接種間隔は、1回目と2回目の間が3週間。2回目を打った後は少なくとも8週間空けてから3回目の接種となります。準備の整った自治体から順次接種を開始するということです。
生後6か月〜4歳のワクチン接種も、5歳以上と同じ予防接種法上の「努力義務」ということですので、打つ本人や保護者が納得した上で接種を判断することになります。
恵俊彰:
生後6か月ぐらいだとポリオであったりいろんなワクチンたくさん打ちますけども、
やっぱりこれも3回打たなきゃいけないんですね。
小坂教授:
やはり子どもたちのワクチンは中身のメッセンジャーRNAが少ないので、3回打たないとなかなか効果が現れないということになっています。
ーー努力義務となっていることについて
小坂教授:
インフルエンザなどに比べて、このところ新型コロナの入院が増えているとアメリカで報告があり、200人以上が亡くなっているんですね。
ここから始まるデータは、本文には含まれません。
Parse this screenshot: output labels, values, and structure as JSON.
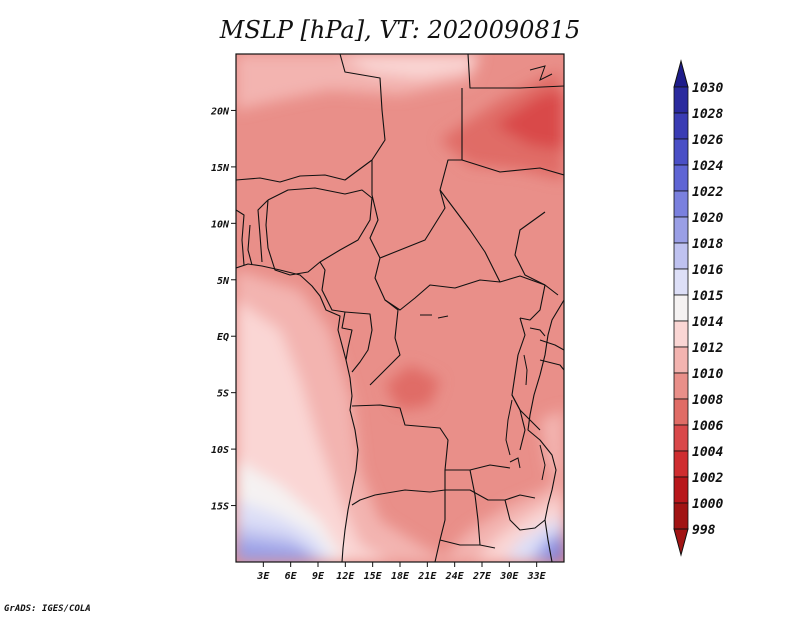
{
  "title": "MSLP [hPa], VT: 2020090815",
  "credit": "GrADS: IGES/COLA",
  "map": {
    "lon_range": [
      0,
      36
    ],
    "lat_range": [
      -20,
      25
    ],
    "x_ticks": [
      {
        "value": 3,
        "label": "3E"
      },
      {
        "value": 6,
        "label": "6E"
      },
      {
        "value": 9,
        "label": "9E"
      },
      {
        "value": 12,
        "label": "12E"
      },
      {
        "value": 15,
        "label": "15E"
      },
      {
        "value": 18,
        "label": "18E"
      },
      {
        "value": 21,
        "label": "21E"
      },
      {
        "value": 24,
        "label": "24E"
      },
      {
        "value": 27,
        "label": "27E"
      },
      {
        "value": 30,
        "label": "30E"
      },
      {
        "value": 33,
        "label": "33E"
      }
    ],
    "y_ticks": [
      {
        "value": 20,
        "label": "20N"
      },
      {
        "value": 15,
        "label": "15N"
      },
      {
        "value": 10,
        "label": "10N"
      },
      {
        "value": 5,
        "label": "5N"
      },
      {
        "value": 0,
        "label": "EQ"
      },
      {
        "value": -5,
        "label": "5S"
      },
      {
        "value": -10,
        "label": "10S"
      },
      {
        "value": -15,
        "label": "15S"
      }
    ]
  },
  "colorbar": {
    "levels": [
      {
        "label": "1030",
        "color": "#1e1c8a"
      },
      {
        "label": "1028",
        "color": "#2a2a9e"
      },
      {
        "label": "1026",
        "color": "#3a3cb4"
      },
      {
        "label": "1024",
        "color": "#4a4fc6"
      },
      {
        "label": "1022",
        "color": "#5f65d4"
      },
      {
        "label": "1020",
        "color": "#7a80de"
      },
      {
        "label": "1018",
        "color": "#9a9fe6"
      },
      {
        "label": "1016",
        "color": "#bfc2f0"
      },
      {
        "label": "1015",
        "color": "#dddff7"
      },
      {
        "label": "1014",
        "color": "#f5f2f2"
      },
      {
        "label": "1012",
        "color": "#fad6d4"
      },
      {
        "label": "1010",
        "color": "#f3b4b0"
      },
      {
        "label": "1008",
        "color": "#e98f89"
      },
      {
        "label": "1006",
        "color": "#e06c66"
      },
      {
        "label": "1004",
        "color": "#d9484a"
      },
      {
        "label": "1002",
        "color": "#cf2d30"
      },
      {
        "label": "1000",
        "color": "#b8171c"
      },
      {
        "label": "998",
        "color": "#a11414"
      }
    ],
    "top_color": "#1e1c8a",
    "bottom_color": "#a11414"
  }
}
だから基礎疾患のある方は打った方がいいし、対策としていろんなことをやっても、なかなか子どもたちの感染拡大を止めるのが難しい。シンガポールやアメリカでも、ワクチンで防いでいこうという形になっています。
ただ子どもたちはそれほど重症化しないし、感染予防効果はそんなに高くはないのでその辺のバランスをどう見るかというのは非常に悩ましい選択になると思います。
恵俊彰:
各ご家庭の判断ということになるようですね。でもやれることをしっかりやりながら、これからやってくるだろう第8波に備えるということになるんでしょうか。